Apesar de ter suscitado questionamentos sobre o uso de energia atômica, o acidente da Usina Nuclear de Fukushima, no Japão, não alterou significativamente a expansão prevista, em termos mundiais, para a exploração desse tipo de energia. Parte disso se deve ao fato de a China, Índia, Rússia e Coreia manterem inalterados seus planos energéticos, na avaliação da diretora executiva da Agência Internacional de Energia (AIE), Maria van der Hoeven.
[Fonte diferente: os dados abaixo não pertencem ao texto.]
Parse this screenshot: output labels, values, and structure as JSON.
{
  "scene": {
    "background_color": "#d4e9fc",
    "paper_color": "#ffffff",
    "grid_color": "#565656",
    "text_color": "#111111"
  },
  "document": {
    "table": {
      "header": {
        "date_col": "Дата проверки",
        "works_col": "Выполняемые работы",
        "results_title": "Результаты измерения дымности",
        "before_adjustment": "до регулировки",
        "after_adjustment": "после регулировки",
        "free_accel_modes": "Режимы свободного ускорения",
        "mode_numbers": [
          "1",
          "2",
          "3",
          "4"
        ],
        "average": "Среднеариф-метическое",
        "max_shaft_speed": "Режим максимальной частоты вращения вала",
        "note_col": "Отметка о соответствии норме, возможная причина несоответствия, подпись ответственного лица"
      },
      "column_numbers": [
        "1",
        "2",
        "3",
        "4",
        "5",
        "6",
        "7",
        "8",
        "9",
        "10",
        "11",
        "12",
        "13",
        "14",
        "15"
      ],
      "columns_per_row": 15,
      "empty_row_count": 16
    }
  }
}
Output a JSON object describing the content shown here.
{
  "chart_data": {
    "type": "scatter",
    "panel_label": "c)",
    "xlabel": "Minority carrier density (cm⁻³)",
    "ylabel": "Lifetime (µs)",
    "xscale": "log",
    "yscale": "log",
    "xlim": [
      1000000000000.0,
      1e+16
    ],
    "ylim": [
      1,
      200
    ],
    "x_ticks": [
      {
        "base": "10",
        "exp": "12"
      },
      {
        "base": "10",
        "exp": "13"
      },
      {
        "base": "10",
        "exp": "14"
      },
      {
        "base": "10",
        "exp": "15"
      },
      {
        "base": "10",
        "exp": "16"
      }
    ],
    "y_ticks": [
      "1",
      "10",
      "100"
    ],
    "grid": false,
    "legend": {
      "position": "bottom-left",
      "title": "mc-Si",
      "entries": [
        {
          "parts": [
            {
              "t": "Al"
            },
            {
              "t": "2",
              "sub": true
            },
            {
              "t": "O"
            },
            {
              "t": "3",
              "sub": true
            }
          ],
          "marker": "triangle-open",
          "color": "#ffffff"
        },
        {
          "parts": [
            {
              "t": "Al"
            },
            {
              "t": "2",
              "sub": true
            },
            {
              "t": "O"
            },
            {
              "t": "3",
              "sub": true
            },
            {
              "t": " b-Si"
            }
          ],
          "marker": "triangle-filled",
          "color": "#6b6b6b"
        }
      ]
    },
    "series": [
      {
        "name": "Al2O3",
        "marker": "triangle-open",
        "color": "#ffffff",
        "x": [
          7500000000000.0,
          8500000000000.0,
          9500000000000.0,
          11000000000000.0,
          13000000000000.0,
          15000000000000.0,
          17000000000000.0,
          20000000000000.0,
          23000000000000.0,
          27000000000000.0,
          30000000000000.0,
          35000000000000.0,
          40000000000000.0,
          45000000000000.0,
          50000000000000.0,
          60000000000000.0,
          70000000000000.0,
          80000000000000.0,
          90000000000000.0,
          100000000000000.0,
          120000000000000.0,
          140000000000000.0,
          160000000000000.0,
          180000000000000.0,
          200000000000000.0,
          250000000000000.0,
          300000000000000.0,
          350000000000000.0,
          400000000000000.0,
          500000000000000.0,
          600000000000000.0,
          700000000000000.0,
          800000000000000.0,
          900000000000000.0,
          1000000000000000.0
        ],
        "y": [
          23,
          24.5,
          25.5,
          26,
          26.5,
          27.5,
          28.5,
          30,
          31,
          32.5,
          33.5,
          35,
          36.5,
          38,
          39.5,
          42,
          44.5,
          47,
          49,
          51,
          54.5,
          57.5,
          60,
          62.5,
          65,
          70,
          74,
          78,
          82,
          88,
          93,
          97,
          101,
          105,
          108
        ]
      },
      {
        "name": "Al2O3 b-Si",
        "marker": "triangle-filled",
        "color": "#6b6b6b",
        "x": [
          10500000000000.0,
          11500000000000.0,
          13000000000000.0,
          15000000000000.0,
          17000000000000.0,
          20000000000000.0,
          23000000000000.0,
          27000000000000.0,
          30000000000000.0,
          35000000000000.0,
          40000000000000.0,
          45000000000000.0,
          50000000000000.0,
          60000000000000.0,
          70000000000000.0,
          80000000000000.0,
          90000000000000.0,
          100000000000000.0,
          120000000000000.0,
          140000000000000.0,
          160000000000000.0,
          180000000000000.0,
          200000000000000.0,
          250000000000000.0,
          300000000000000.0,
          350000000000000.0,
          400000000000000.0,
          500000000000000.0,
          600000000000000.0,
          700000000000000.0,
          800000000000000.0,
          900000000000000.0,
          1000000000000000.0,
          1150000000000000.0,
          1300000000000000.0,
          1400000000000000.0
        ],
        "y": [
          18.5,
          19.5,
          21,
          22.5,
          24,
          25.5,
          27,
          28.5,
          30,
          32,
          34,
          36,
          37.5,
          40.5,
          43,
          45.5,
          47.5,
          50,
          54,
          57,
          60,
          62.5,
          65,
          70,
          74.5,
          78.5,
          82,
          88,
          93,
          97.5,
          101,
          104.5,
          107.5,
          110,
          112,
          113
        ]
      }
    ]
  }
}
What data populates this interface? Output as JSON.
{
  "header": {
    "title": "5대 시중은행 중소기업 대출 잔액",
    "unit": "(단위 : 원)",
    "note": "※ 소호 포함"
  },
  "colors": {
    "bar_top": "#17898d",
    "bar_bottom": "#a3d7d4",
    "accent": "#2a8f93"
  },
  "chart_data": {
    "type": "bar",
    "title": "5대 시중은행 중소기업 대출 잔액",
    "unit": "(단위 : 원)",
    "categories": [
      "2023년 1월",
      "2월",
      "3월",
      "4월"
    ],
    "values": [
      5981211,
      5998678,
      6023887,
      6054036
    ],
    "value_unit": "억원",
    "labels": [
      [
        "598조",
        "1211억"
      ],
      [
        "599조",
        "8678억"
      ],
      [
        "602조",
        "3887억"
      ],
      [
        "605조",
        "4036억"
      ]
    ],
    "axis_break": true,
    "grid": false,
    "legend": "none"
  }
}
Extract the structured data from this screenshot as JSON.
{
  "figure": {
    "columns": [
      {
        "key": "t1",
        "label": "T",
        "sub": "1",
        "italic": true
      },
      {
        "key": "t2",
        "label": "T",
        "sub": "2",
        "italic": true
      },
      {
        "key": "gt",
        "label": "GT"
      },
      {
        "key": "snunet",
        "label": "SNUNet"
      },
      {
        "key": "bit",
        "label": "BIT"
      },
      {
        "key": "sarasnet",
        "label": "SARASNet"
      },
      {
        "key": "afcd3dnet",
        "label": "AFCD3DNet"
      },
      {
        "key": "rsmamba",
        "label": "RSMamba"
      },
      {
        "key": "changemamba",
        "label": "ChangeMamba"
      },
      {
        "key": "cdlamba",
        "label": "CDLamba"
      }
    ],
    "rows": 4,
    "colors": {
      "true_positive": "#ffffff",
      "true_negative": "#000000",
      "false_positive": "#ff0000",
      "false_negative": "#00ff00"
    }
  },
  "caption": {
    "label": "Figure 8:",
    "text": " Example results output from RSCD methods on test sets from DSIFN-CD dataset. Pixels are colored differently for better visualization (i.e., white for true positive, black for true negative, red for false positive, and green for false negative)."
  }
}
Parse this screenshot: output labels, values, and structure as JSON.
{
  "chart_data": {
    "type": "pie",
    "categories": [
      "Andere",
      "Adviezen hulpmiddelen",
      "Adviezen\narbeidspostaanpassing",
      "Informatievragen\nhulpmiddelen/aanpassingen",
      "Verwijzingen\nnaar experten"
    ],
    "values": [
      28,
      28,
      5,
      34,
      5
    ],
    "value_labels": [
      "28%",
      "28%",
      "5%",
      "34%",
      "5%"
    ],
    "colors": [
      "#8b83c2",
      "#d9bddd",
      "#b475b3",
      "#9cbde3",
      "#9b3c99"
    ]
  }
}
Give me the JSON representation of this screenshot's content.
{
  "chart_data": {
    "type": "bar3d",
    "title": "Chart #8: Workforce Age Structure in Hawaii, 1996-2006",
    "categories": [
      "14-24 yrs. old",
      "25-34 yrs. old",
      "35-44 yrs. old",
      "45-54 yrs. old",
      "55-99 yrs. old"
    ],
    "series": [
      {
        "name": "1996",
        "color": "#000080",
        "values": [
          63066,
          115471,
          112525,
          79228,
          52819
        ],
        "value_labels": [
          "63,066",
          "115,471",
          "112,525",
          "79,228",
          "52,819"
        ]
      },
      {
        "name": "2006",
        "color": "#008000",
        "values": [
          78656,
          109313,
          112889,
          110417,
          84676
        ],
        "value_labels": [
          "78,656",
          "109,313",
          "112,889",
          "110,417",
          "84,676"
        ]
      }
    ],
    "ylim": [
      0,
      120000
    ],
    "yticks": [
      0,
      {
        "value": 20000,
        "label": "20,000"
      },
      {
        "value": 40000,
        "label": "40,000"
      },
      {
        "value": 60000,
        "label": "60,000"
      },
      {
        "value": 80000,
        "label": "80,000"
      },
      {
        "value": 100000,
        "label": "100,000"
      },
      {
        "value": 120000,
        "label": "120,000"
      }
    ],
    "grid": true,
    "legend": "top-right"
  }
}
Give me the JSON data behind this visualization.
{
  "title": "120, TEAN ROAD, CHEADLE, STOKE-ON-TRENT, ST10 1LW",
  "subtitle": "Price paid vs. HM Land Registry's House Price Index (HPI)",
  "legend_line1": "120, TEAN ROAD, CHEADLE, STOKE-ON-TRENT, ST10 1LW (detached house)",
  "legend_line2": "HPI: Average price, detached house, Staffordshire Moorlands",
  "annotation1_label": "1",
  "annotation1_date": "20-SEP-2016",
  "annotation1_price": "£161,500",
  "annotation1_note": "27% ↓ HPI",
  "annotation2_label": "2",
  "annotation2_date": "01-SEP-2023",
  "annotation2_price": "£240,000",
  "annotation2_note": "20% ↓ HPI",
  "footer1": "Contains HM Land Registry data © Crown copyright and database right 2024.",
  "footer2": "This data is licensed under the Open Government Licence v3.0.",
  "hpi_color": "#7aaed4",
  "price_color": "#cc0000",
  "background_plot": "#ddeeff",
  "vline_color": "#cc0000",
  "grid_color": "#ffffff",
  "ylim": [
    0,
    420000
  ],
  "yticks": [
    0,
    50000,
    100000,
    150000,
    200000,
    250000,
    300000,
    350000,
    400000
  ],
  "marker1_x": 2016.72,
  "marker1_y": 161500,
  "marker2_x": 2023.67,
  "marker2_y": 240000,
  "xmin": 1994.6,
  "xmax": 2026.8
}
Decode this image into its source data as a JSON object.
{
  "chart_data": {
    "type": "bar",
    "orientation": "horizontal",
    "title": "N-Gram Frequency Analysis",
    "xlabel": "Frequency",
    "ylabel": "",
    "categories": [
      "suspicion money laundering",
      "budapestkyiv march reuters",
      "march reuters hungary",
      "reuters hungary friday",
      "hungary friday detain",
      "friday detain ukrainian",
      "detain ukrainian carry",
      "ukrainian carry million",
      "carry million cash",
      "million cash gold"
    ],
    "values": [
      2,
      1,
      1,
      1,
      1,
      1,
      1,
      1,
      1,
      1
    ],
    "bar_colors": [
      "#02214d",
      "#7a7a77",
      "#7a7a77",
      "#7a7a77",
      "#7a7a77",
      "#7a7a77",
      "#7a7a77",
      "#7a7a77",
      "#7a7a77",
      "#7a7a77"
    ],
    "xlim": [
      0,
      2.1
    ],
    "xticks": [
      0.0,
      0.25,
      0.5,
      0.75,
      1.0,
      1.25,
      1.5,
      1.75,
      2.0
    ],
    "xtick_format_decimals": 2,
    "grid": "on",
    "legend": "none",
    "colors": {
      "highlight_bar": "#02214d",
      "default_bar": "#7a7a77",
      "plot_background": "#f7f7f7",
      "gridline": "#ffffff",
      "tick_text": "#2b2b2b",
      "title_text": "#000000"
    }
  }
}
“Fukushima fez surgir interrogações sobre o futuro da energia nuclear em países como a Suíça e Alemanha, mas isso ainda não é significativo porque há países como a China, Índia, Rússia e Coreia que continuam a investir nesse tipo de usina, determinando a expansão desta fonte de energia no mundo”, explicou der Hoeven, durante o lançamento da edição 2011 do anuário World Energy Outlook, divulgado pela AIE.

De acordo com o estudo, a produção de energia nuclear poderá aumentar mais de 70% até 2035. Ainda que – em uma situação hipotética projetada pelo estudo – os países membros da AIE optem por não construir novos reatores, e que se criem mais oportunidades para as energias renováveis, há ainda o risco de se acabar estimulando a procura de combustíveis fósseis.